The Manager of the store testified three deliveries a week of the cream were made by defendant to the store; that the price was marked on them and the packages were placed in an open freezer in the store from which customers served themselves ; that the store was a very busy one and no particular watch was made of this freezer.

Defendant proved that it manufactured and packed the ice cream by the latest improved machinery and it was next to impossible for this wire to have gotten in the ice cream in its plant and before delivery to the store. Jesse G. Seeders, superintendent of production of ice cream for defendant, testified the milk first went into a filter of about 112 discs which spin at terrific speed to throw out any foreign substance which might be in the milk; then it is piped to pasteurizing vats, then to the homogenizer, which has two sets of valves through which the milk flows under 2500 pounds pressure so that nothing but liquid can go through; then it flows into the freezers where the pumps are. so precisely set that no foreign substance can go through them, and the ice cream is packed into cartons by machinery. There are four stages in the process of manufacturing and packing that make it next to impossible for any foreign substances to get into the ice cream. From the time the milk is poured into the first machine until it is packed into the cartons by the last machine, it is enclosed in the machinery and no human hand or outside air touches it.

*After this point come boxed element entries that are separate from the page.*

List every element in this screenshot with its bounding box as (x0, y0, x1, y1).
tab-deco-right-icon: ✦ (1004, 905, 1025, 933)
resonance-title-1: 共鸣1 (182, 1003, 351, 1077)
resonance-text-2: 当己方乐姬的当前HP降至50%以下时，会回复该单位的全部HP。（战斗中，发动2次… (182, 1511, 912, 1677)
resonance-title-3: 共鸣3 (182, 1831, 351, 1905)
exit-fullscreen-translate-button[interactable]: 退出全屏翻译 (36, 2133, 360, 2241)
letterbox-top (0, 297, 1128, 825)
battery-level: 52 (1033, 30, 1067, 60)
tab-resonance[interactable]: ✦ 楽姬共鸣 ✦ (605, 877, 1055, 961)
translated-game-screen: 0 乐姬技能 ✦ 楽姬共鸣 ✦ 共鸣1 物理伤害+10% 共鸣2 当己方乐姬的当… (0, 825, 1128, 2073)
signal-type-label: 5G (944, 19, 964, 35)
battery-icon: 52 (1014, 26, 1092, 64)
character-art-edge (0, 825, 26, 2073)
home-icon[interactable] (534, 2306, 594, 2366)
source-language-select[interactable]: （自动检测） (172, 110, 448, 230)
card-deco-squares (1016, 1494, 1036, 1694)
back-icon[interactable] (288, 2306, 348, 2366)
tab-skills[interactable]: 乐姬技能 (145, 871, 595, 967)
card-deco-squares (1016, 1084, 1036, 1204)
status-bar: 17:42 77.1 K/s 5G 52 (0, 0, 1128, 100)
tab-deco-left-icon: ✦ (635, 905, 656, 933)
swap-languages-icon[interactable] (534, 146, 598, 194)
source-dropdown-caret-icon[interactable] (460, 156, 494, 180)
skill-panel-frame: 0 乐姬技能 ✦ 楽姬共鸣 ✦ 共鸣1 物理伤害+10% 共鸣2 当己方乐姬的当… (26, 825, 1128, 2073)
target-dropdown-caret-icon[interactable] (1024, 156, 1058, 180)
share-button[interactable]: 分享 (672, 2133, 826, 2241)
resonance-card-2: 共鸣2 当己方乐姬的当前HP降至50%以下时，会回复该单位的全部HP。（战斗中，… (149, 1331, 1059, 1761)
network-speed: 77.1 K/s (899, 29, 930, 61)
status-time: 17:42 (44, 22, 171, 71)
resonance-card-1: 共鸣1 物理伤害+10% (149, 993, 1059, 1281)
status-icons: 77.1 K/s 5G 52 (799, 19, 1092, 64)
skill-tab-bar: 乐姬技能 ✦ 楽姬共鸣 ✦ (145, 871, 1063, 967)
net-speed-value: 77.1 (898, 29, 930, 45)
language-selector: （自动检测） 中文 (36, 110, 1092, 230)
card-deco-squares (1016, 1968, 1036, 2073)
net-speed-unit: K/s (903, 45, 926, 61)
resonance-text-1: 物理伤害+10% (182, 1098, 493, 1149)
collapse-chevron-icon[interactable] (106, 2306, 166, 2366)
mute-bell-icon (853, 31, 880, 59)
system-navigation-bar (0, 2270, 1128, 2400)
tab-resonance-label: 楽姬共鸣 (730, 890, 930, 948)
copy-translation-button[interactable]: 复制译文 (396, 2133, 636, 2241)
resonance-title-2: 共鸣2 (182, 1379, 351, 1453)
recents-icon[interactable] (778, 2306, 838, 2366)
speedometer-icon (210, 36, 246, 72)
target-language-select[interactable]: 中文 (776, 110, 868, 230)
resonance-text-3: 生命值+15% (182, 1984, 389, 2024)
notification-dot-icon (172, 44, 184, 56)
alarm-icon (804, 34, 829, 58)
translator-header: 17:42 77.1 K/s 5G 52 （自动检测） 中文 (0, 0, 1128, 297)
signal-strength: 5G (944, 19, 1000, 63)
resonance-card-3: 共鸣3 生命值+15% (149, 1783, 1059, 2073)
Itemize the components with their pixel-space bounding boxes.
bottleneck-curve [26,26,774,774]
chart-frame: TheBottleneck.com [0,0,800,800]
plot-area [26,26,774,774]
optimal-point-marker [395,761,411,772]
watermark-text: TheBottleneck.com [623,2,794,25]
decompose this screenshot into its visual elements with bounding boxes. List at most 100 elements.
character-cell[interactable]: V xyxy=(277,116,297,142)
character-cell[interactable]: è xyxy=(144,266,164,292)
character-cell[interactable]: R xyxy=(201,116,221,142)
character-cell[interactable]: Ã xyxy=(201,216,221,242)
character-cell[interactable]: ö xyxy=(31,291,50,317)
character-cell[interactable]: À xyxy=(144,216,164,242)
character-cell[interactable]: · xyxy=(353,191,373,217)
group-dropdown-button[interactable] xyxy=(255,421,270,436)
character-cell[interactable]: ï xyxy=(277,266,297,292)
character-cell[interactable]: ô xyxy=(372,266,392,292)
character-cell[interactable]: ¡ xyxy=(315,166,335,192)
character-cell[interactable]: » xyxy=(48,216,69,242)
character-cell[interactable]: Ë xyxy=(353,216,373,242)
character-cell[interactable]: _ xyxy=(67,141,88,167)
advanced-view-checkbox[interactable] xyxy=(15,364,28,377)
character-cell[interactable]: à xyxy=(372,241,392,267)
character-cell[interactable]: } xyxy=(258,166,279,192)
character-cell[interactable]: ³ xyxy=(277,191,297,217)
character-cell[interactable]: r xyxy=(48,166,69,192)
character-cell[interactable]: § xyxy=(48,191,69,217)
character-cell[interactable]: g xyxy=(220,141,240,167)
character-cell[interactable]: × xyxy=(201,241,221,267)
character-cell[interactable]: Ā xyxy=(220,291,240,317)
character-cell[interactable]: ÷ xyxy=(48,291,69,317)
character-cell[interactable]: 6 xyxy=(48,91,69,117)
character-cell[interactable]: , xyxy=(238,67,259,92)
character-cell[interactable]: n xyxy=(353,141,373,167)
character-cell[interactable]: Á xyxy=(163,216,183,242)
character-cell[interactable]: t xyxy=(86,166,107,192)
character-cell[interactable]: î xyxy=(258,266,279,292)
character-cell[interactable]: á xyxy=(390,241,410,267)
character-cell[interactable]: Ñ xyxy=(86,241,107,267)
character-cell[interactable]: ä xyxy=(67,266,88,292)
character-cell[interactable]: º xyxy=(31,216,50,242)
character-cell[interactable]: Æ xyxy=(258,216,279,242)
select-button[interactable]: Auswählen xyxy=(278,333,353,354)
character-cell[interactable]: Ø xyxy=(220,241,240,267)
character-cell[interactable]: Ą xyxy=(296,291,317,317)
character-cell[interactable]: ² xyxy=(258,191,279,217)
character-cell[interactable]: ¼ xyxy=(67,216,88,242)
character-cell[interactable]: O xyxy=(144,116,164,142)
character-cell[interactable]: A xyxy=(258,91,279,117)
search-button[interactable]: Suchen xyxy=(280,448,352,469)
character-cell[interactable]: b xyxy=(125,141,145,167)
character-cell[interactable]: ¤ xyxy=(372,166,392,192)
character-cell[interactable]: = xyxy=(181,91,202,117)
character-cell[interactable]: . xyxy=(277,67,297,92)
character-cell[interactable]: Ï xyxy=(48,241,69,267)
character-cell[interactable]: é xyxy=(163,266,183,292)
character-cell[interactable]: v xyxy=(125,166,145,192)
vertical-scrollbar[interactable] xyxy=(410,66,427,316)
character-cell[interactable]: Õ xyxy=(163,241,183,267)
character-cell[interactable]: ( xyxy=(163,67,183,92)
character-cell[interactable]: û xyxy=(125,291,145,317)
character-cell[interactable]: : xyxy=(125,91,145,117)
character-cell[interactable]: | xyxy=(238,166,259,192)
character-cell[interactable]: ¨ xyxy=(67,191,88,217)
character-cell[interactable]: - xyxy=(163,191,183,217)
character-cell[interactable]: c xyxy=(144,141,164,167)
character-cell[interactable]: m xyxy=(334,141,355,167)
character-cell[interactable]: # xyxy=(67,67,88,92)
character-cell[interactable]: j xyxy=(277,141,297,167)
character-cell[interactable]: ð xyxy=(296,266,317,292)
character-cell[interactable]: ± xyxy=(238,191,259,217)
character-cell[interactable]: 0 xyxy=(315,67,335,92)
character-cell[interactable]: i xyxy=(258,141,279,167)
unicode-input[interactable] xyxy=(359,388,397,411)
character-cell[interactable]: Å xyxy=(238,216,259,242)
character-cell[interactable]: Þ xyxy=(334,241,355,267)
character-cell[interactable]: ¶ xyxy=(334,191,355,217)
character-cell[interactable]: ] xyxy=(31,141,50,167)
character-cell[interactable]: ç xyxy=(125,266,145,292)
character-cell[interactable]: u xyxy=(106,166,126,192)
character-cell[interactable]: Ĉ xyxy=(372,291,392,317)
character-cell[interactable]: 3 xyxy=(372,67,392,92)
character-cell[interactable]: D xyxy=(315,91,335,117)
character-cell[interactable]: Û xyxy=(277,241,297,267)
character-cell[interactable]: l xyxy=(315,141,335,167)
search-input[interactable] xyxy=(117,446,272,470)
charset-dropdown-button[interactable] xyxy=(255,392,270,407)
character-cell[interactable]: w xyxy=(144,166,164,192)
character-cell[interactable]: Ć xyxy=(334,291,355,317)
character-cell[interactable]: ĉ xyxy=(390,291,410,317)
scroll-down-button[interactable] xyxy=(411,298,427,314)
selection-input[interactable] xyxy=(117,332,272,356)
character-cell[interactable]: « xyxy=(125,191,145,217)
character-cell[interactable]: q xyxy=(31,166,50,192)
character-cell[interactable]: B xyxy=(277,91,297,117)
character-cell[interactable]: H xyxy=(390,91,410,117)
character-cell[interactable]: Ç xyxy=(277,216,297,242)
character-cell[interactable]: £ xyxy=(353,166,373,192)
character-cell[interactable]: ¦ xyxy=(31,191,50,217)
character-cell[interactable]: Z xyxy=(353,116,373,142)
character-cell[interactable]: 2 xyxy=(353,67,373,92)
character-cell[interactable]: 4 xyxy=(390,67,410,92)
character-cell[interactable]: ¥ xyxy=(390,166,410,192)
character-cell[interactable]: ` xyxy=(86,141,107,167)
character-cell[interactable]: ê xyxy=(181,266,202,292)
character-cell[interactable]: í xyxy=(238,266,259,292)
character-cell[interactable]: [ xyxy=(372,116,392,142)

It is the position of defendant that the rule of res ipsa loquitur does not apply to this character of case and before plaintiff is entitled to have her cause submitted to the jury, she must show by a high degree of proof that there was no reasonable opportunity to tamper with the containers; in other words, she must establish the integrity of this carton of ice cream from the time it was delivered to the store by defendant until she choked on the wire, citing East Ky. Beverage Co. v. Stumbo, 313 Ky. 66, 230 S.W.2d 106; Ashland Coca-Cola Bottling Works v. Byrne, Ky., 258 S.W.2d 475. The facts in the case at bar distinguish it from the Stumbo and Byrne actions in that'in them there was an opportunity for the bottles to have been tampered with, while here the proof showed there was no opportunity to tamper with this ice cream carton. Plaintiff relies upon such cases as Coca-Cola Bottling Works v. Curtis, 302 Ky. 199, 194 S.W.2d 375, and Scale v. Coca-Cola Bottling Works of Lexington, 297 Ky. 450, 179 S.W.2d 598.

However, in the instant case we do not reach the question of the integrity of the carton as plaintiff’s proof falls far short of showing that the wire which choked Maria came from the ice cream. Of course, Maria and her sister were much too young to testify as witnesses, but the propensity of very young children to put any and everything in their mouths, small enough to go in, is within the knowledge of all mankind. Plaintiff’s proof does not establish when or where Maria put this small piece of fine wire in her mouth, but it only shows when and where she choked on it. From all that is shown in the record, she might have gotten the wire off the kitchen table or in the automobile, or numerous other places, and had it in her mouth when she started eating the' ice cream. In the face of the strong proof of defendant that it was next to impossible for this wire to have gotten into the ice cream before defendant delivered it to the store and in view of the further fact it was not shown when and where Maria put the wire in her mouth before she choked, a verdict should be directed in favor of the company. We have many times written that facts upon which a cause of action is based must be proven and not assumed, and it is never proper to submit a case to the jury where the verdict would be based upon surmise or speculation. McAtee v. Holland Furnace Co., Ky., 252 S.W.2d 427, and cases there cited.

Should there be another trial and should the evidence be substantially the same as shown in this record, a verdict will be directed in favor of defendant. The judgment is reversed.